Overview

Nalini Malani completed a Diploma in Fine Arts from the Sir J. J. School of Art, Bombay in 1969 and received a French Government Scholarship for Fine Arts to study in Paris from 1970 to 1972. 

In 2010 she was conferred an Honorary Doctorate from the San Francisco Art Institute. Prizes include: Fukuoka Prize for Arts and Culture, 2013; St. Moritz Art Masters Lifetime Achievement Award, 2014; Asian Art Game Changers Award Hong Kong, 2016; Joan Miró Prize, Barcelona, 2019 and in 2020 she received the first Contemporary Fellowship from the National Gallery, London.

Widely considered the pioneer of video art in India, Nalini Malani has a fifty-year multi - media practice that includes film, photography, painting, Wall Drawing/Erasure Performance, theatre, animation and Video/Shadow Play.
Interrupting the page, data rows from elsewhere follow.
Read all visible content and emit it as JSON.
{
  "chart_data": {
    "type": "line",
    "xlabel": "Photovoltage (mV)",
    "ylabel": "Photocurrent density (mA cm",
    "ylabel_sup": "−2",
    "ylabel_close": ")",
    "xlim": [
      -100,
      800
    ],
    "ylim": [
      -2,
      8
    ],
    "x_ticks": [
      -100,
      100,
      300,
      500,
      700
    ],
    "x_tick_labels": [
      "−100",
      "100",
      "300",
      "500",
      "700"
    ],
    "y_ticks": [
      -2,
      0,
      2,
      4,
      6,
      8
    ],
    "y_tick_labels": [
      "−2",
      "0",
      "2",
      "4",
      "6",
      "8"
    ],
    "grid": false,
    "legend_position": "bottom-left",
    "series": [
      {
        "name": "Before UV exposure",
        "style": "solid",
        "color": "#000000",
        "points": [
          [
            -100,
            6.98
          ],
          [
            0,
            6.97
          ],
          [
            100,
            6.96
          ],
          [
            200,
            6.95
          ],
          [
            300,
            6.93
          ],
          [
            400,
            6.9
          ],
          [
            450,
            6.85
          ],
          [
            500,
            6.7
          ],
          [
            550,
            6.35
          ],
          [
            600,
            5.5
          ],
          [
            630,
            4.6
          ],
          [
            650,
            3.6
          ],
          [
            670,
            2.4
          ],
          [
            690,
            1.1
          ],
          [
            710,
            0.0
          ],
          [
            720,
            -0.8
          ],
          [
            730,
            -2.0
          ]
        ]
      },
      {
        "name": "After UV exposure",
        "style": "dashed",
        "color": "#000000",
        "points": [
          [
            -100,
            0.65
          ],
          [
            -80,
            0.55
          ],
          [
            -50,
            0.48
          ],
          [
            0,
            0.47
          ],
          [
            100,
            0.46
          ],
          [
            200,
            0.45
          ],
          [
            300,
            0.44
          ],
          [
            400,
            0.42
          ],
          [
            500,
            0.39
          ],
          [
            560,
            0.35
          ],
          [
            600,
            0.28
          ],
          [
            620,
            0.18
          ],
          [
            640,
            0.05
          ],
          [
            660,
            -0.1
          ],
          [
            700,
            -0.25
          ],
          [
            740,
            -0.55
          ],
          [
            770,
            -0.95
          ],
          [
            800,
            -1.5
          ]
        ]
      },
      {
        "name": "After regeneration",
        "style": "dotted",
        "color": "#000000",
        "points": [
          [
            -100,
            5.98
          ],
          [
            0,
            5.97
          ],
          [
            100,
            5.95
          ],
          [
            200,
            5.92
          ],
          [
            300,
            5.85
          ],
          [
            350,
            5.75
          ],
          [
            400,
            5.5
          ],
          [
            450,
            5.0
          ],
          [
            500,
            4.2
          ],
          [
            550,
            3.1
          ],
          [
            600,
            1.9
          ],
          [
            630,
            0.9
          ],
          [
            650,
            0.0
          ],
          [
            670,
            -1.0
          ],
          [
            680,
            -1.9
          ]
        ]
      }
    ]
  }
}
Embodying the role of the artist as a social activist, Malani gives voice to the marginalised through her visual stories. She draws inspiration from history, culture and her direct experience of the Partition of India to look at themes of violence, feminism, politics, racial tension and social inequality, exploring in particular the repressive powers of the state.

Starting out as a filmmaker and photographer after graduating from the Sir J. J. School of Art, Malani broke out of the classical painting frame in the late 1980s to reach a wider audience, as a protest against the rise of orthodoxy in politics. A leading experimental artist in India, Malani’s committed art practice reveals a search for the profound certainties in life, society and experience-persisting ‘evidence’. In her art she places inherited iconographies and cherished cultural stereotypes under pressure. Her point of view is unwaveringly urban and inter na - tionalist, and unsparing in its condemnation of a cynical nationalism that exploits the beliefs of the masses. As an ‘artist’s artist’ she has inspired the next generation of young artists in the sub continent.

Malani’s work has been celebrated in museum surveys and biennales around the world, and has been acquired by more than thirty international institutions including The Museum of Modern Art, New York; The Metropolitan Museum, New York; Stedelijk Museum, Amsterdam; Tate, London; Musée national d’art moderne - Centre Pompidou, Paris; M+, Hong Kong; Kiran Nadar Museum of Art, New Delhi and the Art Gallery of New South Wales, Sydney.